As cookbook development becomes a staple in the enterprise space, a repeatable process and standard steps need to be created. I have spent some time working with Chef customers and found a typical VMware based pipeline you should start molding to your environment. This isn’t a one size fits all, but it’s enough to get your use case off the ground.

One of Chef’s largest advantages is that we encourage you to shift changes and test earlier left, helping deal with infrastructure changes in development compared to finding issues in production.

Note: Thank you from here for the chart.

As you can see from the above chart, the cost of changes and work to your software is significantly higher in production compared to iterating on in development. This is important to call out, there’s no reason why we couldn’t use the same paradigm in cookbook development.

vmware-pipeline-example

I have developed an example cookbook with a pre-built pipeline to walk you through everything needed to start doing this type of development in a pure VMware SDDC. You can click here to see the code; and if your curious on the full pipeline leveraging Jenkins is here.

Eventually, you will want to take something like this example and create a cookbook-generator from it so you don’t have to remember any of these settings and standardize on it.

There is a Jenkinsfile, that with a few changes to this it the jenkins pipeline can be dropped in and “just work” (TM). An experienced Jenkins user or maintainer should be able to understand it pretty quickly.

The pipeline explanation

This whole explanation assumes you want to make a change to a cookbook that will change something that will change in production. We are going to focus on two halves of the development cycle, early and late to describe this iterative development process.

Early in the development cycle, you want to focus on quick changes, a fast feedback loop of what will affect your eventual outcome. Leveraging containers at this stage is not a perfect match, but pretty damn close and we even have two ways you can leverage it.

kitchen-dokken is a tool that allows for test-kitchen to talk to a docker endpoint and spins up 3 containers for a converge. This is very specific to the Chef ecosystem but allows for unbelievably fast iterations on changes. The three containers are a cookbook cache (where the cookbook code lives), a chef container (where chef is installed to), and an OS mounted container where the two other containers can talk to. This creates a 3 tier system where one change doesn’t need to blow away the complete stack, only changes out the container it needs to. Every change you make only recycles the OS container and bind mounts the other two so you only change the code and not have to bootstrap chef or kitchen every iteration.

kitchen-docker on the other hand is a pure docker driver for test-kitchen and in essence creates as close as you can to a full operating system. Instead of the kitchen-dokken flow of creating three containers, it only bootstraps one and emulates a virtual machine.
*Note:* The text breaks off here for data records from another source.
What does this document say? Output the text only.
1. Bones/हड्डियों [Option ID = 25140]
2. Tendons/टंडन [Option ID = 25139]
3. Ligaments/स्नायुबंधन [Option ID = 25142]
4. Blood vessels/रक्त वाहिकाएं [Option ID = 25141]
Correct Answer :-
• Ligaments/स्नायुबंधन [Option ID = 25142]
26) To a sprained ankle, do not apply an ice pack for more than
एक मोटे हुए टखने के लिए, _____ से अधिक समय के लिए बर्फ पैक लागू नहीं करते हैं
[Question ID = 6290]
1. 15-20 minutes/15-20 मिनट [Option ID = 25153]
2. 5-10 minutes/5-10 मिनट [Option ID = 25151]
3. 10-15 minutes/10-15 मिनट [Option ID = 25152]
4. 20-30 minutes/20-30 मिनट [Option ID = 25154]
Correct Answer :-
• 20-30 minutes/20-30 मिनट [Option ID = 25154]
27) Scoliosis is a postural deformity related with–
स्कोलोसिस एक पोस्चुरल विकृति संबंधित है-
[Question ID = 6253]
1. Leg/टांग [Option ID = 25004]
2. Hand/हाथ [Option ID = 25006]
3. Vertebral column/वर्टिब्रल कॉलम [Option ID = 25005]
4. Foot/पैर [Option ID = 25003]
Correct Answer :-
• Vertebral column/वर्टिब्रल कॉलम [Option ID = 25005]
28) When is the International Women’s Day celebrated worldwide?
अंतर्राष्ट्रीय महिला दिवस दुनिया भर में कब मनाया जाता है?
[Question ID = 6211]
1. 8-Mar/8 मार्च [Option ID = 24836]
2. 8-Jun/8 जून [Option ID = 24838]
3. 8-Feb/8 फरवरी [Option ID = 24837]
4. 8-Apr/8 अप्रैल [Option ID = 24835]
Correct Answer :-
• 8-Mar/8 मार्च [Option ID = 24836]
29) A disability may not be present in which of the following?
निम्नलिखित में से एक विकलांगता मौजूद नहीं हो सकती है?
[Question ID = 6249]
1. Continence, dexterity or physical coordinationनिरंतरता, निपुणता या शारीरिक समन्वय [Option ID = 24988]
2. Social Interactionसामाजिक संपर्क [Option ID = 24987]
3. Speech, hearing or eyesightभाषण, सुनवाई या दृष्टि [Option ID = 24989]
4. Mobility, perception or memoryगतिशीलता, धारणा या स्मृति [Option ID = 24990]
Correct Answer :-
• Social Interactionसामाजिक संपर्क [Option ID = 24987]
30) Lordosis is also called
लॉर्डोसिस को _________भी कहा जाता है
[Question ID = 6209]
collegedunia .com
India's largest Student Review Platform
In the example code, you’ll notice that you can use kitchen-docker on remote hosts. I should say this is also true with kitchen-dokken but for this example dokken is local, and docker is remote. If you work at a company that doesn’t allow VirtualBox or VMware Workstation using a remote docker endpoint might be the answer. This gives you a secure place in your VMware SDDC to have a docker endpoint allowing for this quick iterations for early is your development cycle.
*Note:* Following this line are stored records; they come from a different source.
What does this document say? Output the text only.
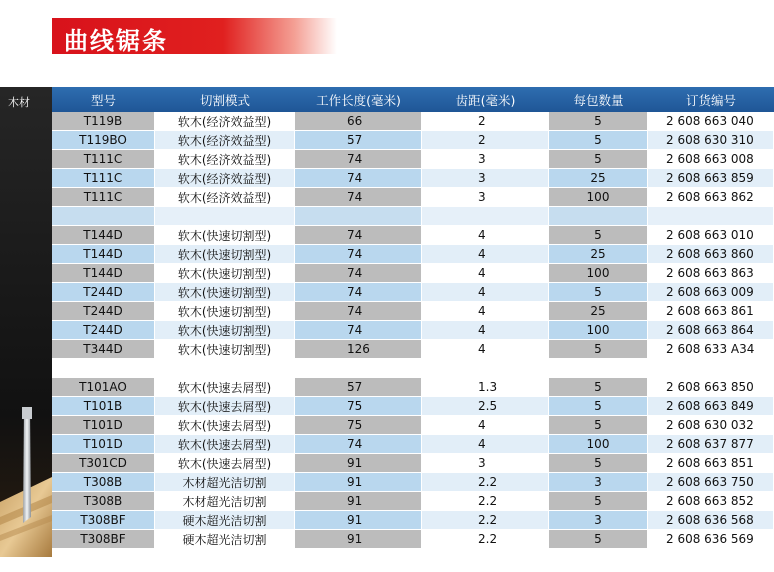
曲线锯条
木材	型号	切割模式	工作长度(毫米)	齿距(毫米)	每包数量	订货编号
T119B	软木(经济效益型)	66	2	5	2 608 663 040
T119BO	软木(经济效益型)	57	2	5	2 608 630 310
T111C	软木(经济效益型)	74	3	5	2 608 663 008
T111C	软木(经济效益型)	74	3	25	2 608 663 859
T111C	软木(经济效益型)	74	3	100	2 608 663 862

T144D	软木(快速切割型)	74	4	5	2 608 663 010
T144D	软木(快速切割型)	74	4	25	2 608 663 860
T144D	软木(快速切割型)	74	4	100	2 608 663 863
T244D	软木(快速切割型)	74	4	5	2 608 663 009
T244D	软木(快速切割型)	74	4	25	2 608 663 861
T244D	软木(快速切割型)	74	4	100	2 608 663 864
T344D	软木(快速切割型)	126	4	5	2 608 633 A34

T101AO	软木(快速去屑型)	57	1.3	5	2 608 663 850
T101B	软木(快速去屑型)	75	2.5	5	2 608 663 849
T101D	软木(快速去屑型)	75	4	5	2 608 630 032
T101D	软木(快速去屑型)	74	4	100	2 608 637 877
T301CD	软木(快速去屑型)	91	3	5	2 608 663 851
T308B	木材超光洁切割	91	2.2	3	2 608 663 750
T308B	木材超光洁切割	91	2.2	5	2 608 663 852
T308BF	硬木超光洁切割	91	2.2	3	2 608 636 568
T308BF	硬木超光洁切割	91	2.2	5	2 608 636 569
There is a “drop in OVA” for a docker endpoint provided for you by VMware called PhotonOS. If your policies only allow you to run machines in SDDCs approved by your company, installing Photon OS directly from VMware can be the answer to getting this endpoint. There is some work you need to do with the template, I cover the steps here.

After you’ve made your changes, updated your InSpec integration tests (for example) this is where you want to start looking at leveraging actual Virtualized Operating Systems. We do the best we can with containers but don’t forget this emulates as close as we can to full Operating Systems, but we do fall short. It’s important to say after you get the container to the place you want it with your recipe, writing the InSpec integration test as a “safety blanket” can help your future self.

At this stage is where kitchen-vagrant or if you can’t use vagrant, going directly to kitchen-vcenter or kitchen-vra and the longer iterations will start happening. Depending on the machines vagrant, vCenter, and vRealize Automation have wildly different spin up cycles, ranging from single minutes to tens of minutes. But the major advantage here is you can run exactly what you run in production here, from the versions or templates in vCenter, to the specific Catalogs for vRA.

It should be clear here that these machines are ephemeral, and test-kitchen is not a deployment system. It’s a testing framework that allows you to quickly iterate with only a few commands. You want to get to the point where a kitchen test passes without any errors and all your check marks are green, before uploading this cookbook to your Chef Server.

When you are ready to push this change to production, this is where leveraging knife and the knife plugins come into play. Upload the cookbook to a new version, and let chef-client run, or if you haven’t created the machine yet, use something like knife-vcenter or knife-vrealize to create a persistent machine with the new code bootstrapped with Chef.

From here you have the full cycle. With this example cookbook, it demonstrates everything up to the point of pushing it to a Chef server and bootstrapping a machine. This is by design, there are too many options to cover here, and hopefully, this triggers a way to get this pipeline working in your environment.